The man, Mark Johnston of California, lost a half million dollars. 

"They served me all the drinks. They should have cut me off," Johnston told a reporter in Las Vegas.

It's hard to imagine getting so drunk one would borrow a half million dollars, gamble it away and not even remember, but that's Johnston's claim.

"I am not a sore loser. I've lost a half a million. I've lost $800-thousand. I've lost a lot of money; I've won a lot of money. This has nothing to do that," said Johnston.

He says the gaming laws in Las Vegas prohibit giving drinks to someone in the condition he was in.

"This is about... almost killing me," he said. Johnston says he shouldn't have to pay back the debt.

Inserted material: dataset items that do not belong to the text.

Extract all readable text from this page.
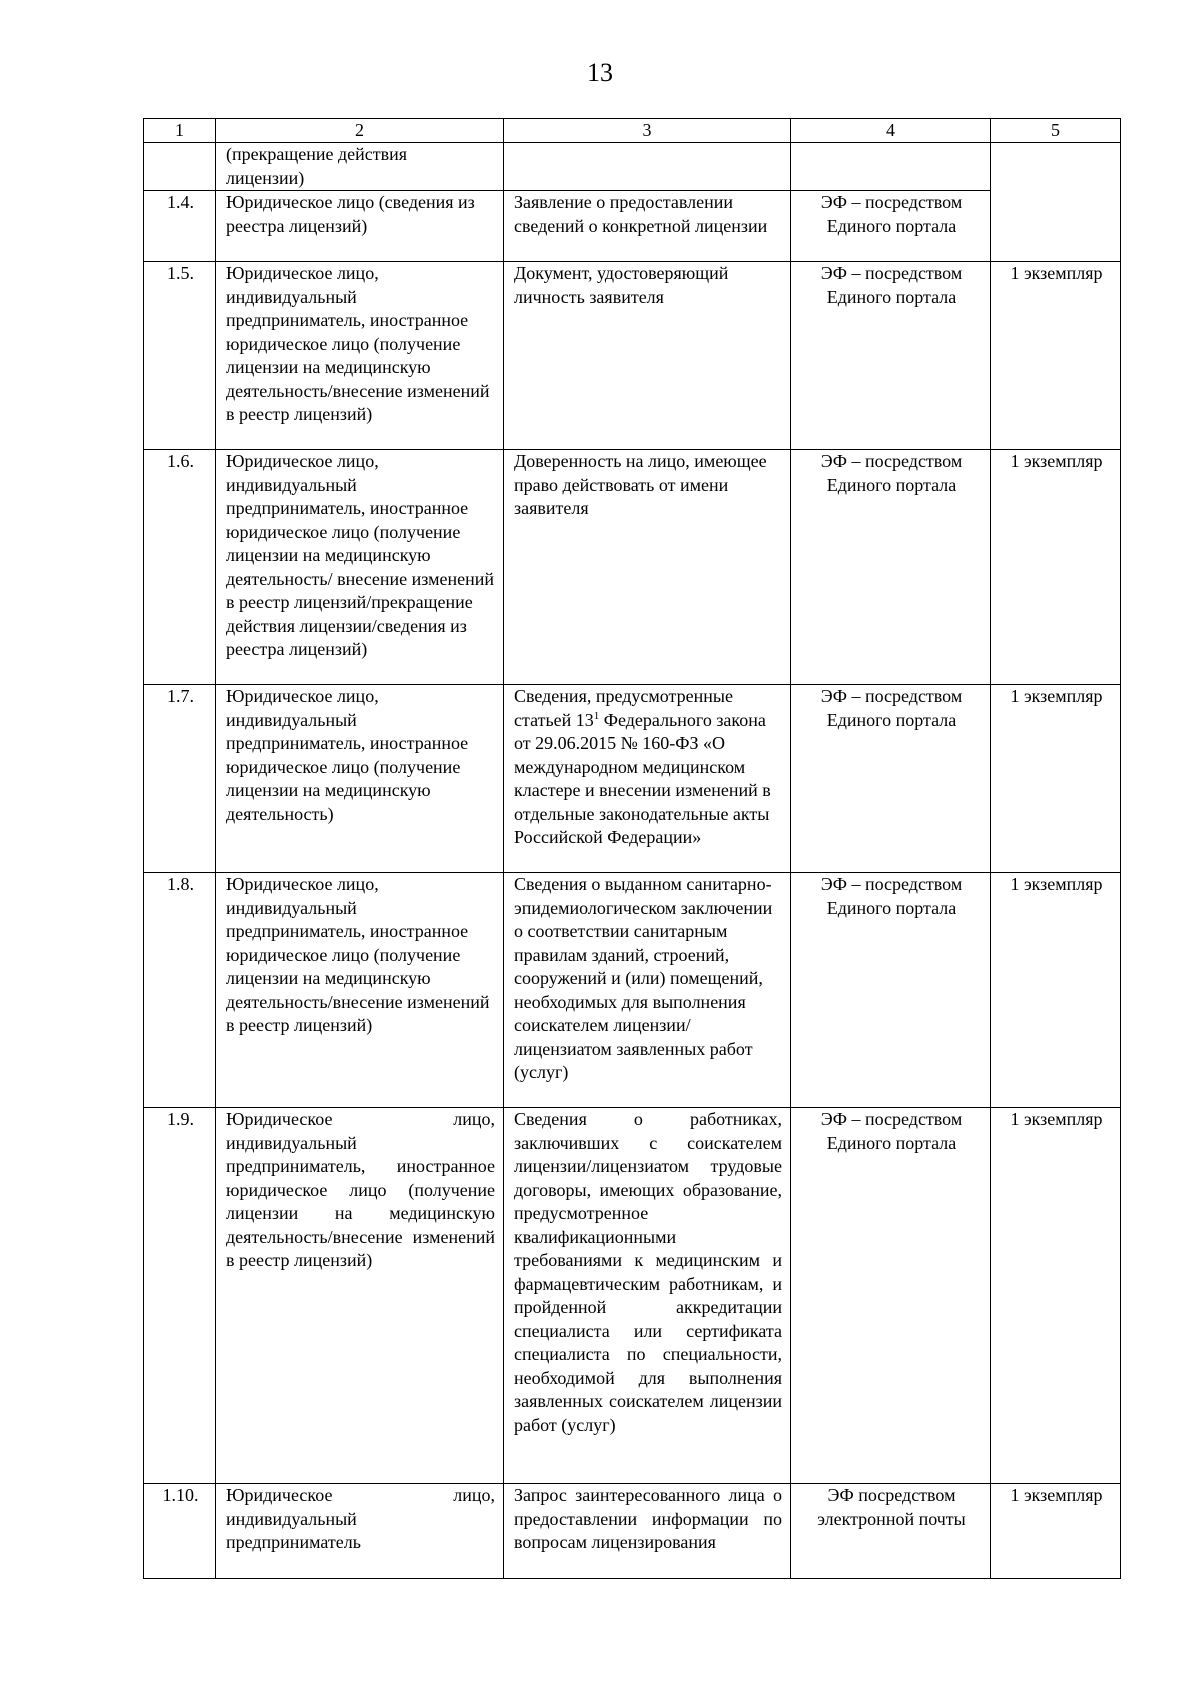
13
1	2	3	4	5
	(прекращение действия лицензии)			
1.4.	Юридическое лицо (сведения из реестра лицензий)	Заявление о предоставлении сведений о конкретной лицензии	ЭФ – посредством Единого портала	
1.5.	Юридическое лицо, индивидуальный предприниматель, иностранное юридическое лицо (получение лицензии на медицинскую деятельность/внесение изменений в реестр лицензий)	Документ, удостоверяющий личность заявителя	ЭФ – посредством Единого портала	1 экземпляр
1.6.	Юридическое лицо, индивидуальный предприниматель, иностранное юридическое лицо (получение лицензии на медицинскую деятельность/ внесение изменений в реестр лицензий/прекращение действия лицензии/сведения из реестра лицензий)	Доверенность на лицо, имеющее право действовать от имени заявителя	ЭФ – посредством Единого портала	1 экземпляр
1.7.	Юридическое лицо, индивидуальный предприниматель, иностранное юридическое лицо (получение лицензии на медицинскую деятельность)	Сведения, предусмотренные статьей $13^1$ Федерального закона от 29.06.2015 № 160-ФЗ «О международном медицинском кластере и внесении изменений в отдельные законодательные акты Российской Федерации»	ЭФ – посредством Единого портала	1 экземпляр
1.8.	Юридическое лицо, индивидуальный предприниматель, иностранное юридическое лицо (получение лицензии на медицинскую деятельность/внесение изменений в реестр лицензий)	Сведения о выданном санитарно-эпидемиологическом заключении о соответствии санитарным правилам зданий, строений, сооружений и (или) помещений, необходимых для выполнения соискателем лицензии/ лицензиатом заявленных работ (услуг)	ЭФ – посредством Единого портала	1 экземпляр
1.9.	Юридическое лицо, индивидуальный предприниматель, иностранное юридическое лицо (получение лицензии на медицинскую деятельность/внесение изменений в реестр лицензий)	Сведения о работниках, заключивших с соискателем лицензии/лицензиатом трудовые договоры, имеющих образование, предусмотренное квалификационными требованиями к медицинским и фармацевтическим работникам, и пройденной аккредитации специалиста или сертификата специалиста по специальности, необходимой для выполнения заявленных соискателем лицензии работ (услуг)	ЭФ – посредством Единого портала	1 экземпляр
1.10.	Юридическое лицо, индивидуальный предприниматель	Запрос заинтересованного лица о предоставлении информации по вопросам лицензирования	ЭФ посредством электронной почты	1 экземпляр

How would such a situation be handled in Louisiana? Gaming Control Board Chairman Ronnie Jones says the laws are very similar to those in Las Vegas. He says casinos are obligated to have a plan and follow it, when it comes to customers who are drinking or gambling excessively.

"The casinos have to have a plan in place, where they train their employees. They have to be vigilant in how they carry out that plan in identifying problem individuals in the casino," said Jones.

He says such allegations against a casino would be referred to state police for investigation. Their findings would be provided to the board, and the board can take action. 

"If we find a casino operator or licensee had failed to be vigilant in carrying out any aspect of their plan and permitted this sort of thing to happen, and the evidence was in favor of the patron, they can be fined $5000, $10,000, all the way up to $20,000. They could lose their license," said Jones.

He says activity on casino floors is picked up and recorded with high resolution digital cameras. Still, he says people who drink too much and lose money have to take responsibility for their actions.

"Nine our of ten times, the casinos are doing what they are supposed to be doing. Most courts in the cases that have come forward have not been very favorable to customers who allege, it wasn't my fault. They gave me too much to drink," said Jones.

He also said those who suffer from a compulsive gambling addiction can be barred from casinos and will be denied admission for up to five years.